There are many posts on converting JSON into arrays in JavaScript, however, the search results I reviewed do not produce the specific desired results I am seeking (described below).
I'm looking for a RegEx that can convert JSON into an array of all characters (commas, curly brackets for objects, brackets for arrays, colons, escape characters, null, etc.) but ignores whitespace.
Psuedo-code for RegEx:
Match any curly bracket char (open and closed), any word wrapped in parenthesis, colon char, comma char, bracket char (open and closed), number, and null.
Sample Input String (JSON will change)
{
"hello":"world",
"\"foo\"":"bar",
"my_object":{
"my_array": [
1,
null,
{ "my_key":"my_value" }
]
}
}
Desired Output From RegEx
[
"{", "hello", ":", "world", ",", "\"foo\"", ":", "bar", ",", "my_object",":", "{", "my_array", ":", "[", 1, ",", null, ",", "{", "my_key", ":", "my_value", "}", "]", "}", "}"
]
Thank you!
CodePudding user response:
RegExp is good at quite a number of tasks, but I still strongly recommend not using it with data structures like JSON (or, god forbid, XML/HTML).
Since this is literally a data structure in JavaScript, use a recursive function to get the output you want:
const jsdoc = {
"hello": "world",
"\"foo\"": "bar",
"my_object": {
"my_array": [
1,
null,
{
"my_key": "my_value"
}
]
}
}
const parseToArray = obj => {
var res = [];
if (Array.isArray(obj)) {
res.push('[');
for (entry of obj) {
var parsed = parseToArray(entry);
//while (Array.isArray(parsed)) parsed = parseToArray(entry);
res.push(parsed, ',');
}
res.splice(-1);
res = [...res, ']', ','];
}
else if (obj && typeof obj === 'object') {
obj = Object.entries(obj);
res.push("{");
for (entry of obj) {
res = [...res, entry[0], ":", ...parseToArray(entry[1]), ','];
}
res.splice(-1);
res.push("}");
} else {
res = typeof obj === 'string' ? [obj] : obj;
}
return Array.isArray(res) ? res.flat() : res;
}
console.log(parseToArray(jsdoc));
NOTE: The way this script handles comma separators is not JSON-compliant; that is, it may spit back commas where there is no proceeding element in an Array structure.
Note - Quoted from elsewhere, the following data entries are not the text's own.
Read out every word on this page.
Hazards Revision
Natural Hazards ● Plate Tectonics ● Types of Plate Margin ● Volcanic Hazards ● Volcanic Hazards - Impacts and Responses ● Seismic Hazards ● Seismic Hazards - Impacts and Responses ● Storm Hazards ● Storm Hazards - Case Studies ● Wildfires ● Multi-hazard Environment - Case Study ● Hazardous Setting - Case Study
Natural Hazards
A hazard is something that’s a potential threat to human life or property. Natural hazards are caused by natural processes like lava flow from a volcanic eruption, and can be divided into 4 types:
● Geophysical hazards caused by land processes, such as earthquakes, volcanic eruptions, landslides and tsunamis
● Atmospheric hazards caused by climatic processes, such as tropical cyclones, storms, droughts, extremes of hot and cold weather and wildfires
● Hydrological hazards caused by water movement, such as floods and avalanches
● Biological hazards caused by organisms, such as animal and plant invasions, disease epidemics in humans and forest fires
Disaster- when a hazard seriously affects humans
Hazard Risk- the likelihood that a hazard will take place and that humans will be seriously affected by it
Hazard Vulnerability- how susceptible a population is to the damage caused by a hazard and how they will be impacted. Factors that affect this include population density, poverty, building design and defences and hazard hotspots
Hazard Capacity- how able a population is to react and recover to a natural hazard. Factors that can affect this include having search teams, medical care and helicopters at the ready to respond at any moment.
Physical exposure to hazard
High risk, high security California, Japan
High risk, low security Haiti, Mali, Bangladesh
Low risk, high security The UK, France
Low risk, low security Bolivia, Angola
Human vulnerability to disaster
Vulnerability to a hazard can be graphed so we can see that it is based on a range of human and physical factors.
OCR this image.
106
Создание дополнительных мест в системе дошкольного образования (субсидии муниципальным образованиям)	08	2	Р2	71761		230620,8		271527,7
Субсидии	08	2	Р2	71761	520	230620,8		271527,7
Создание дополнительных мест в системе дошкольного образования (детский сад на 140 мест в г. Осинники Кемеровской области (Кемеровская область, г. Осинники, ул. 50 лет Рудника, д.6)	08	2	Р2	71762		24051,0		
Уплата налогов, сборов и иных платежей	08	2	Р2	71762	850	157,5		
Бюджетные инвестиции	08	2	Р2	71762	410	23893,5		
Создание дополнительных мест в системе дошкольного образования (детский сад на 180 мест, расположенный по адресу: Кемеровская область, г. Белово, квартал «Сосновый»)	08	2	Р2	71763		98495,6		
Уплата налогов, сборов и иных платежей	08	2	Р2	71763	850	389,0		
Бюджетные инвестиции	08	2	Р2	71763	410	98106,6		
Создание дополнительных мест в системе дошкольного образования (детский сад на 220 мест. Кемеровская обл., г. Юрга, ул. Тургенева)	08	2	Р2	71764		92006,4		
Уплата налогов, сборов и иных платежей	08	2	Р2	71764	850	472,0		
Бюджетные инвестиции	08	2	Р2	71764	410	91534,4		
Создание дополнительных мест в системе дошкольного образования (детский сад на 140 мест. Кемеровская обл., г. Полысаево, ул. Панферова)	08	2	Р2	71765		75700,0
With a bit more work this could probably be resolved.
ANOTHER NOTE: This is probably, at best, PoC-level code - it's very ugly and inefficient, and there are likely many optimizations that can be made to this. It may go without saying, but this will absolutely not scale that well in production without substantial tweaking. However I think it does demonstrate that it's much less of a headache to flatten your JSON this way, as opposed to trying to account for any and all weird edge cases you might encounter using RegExp.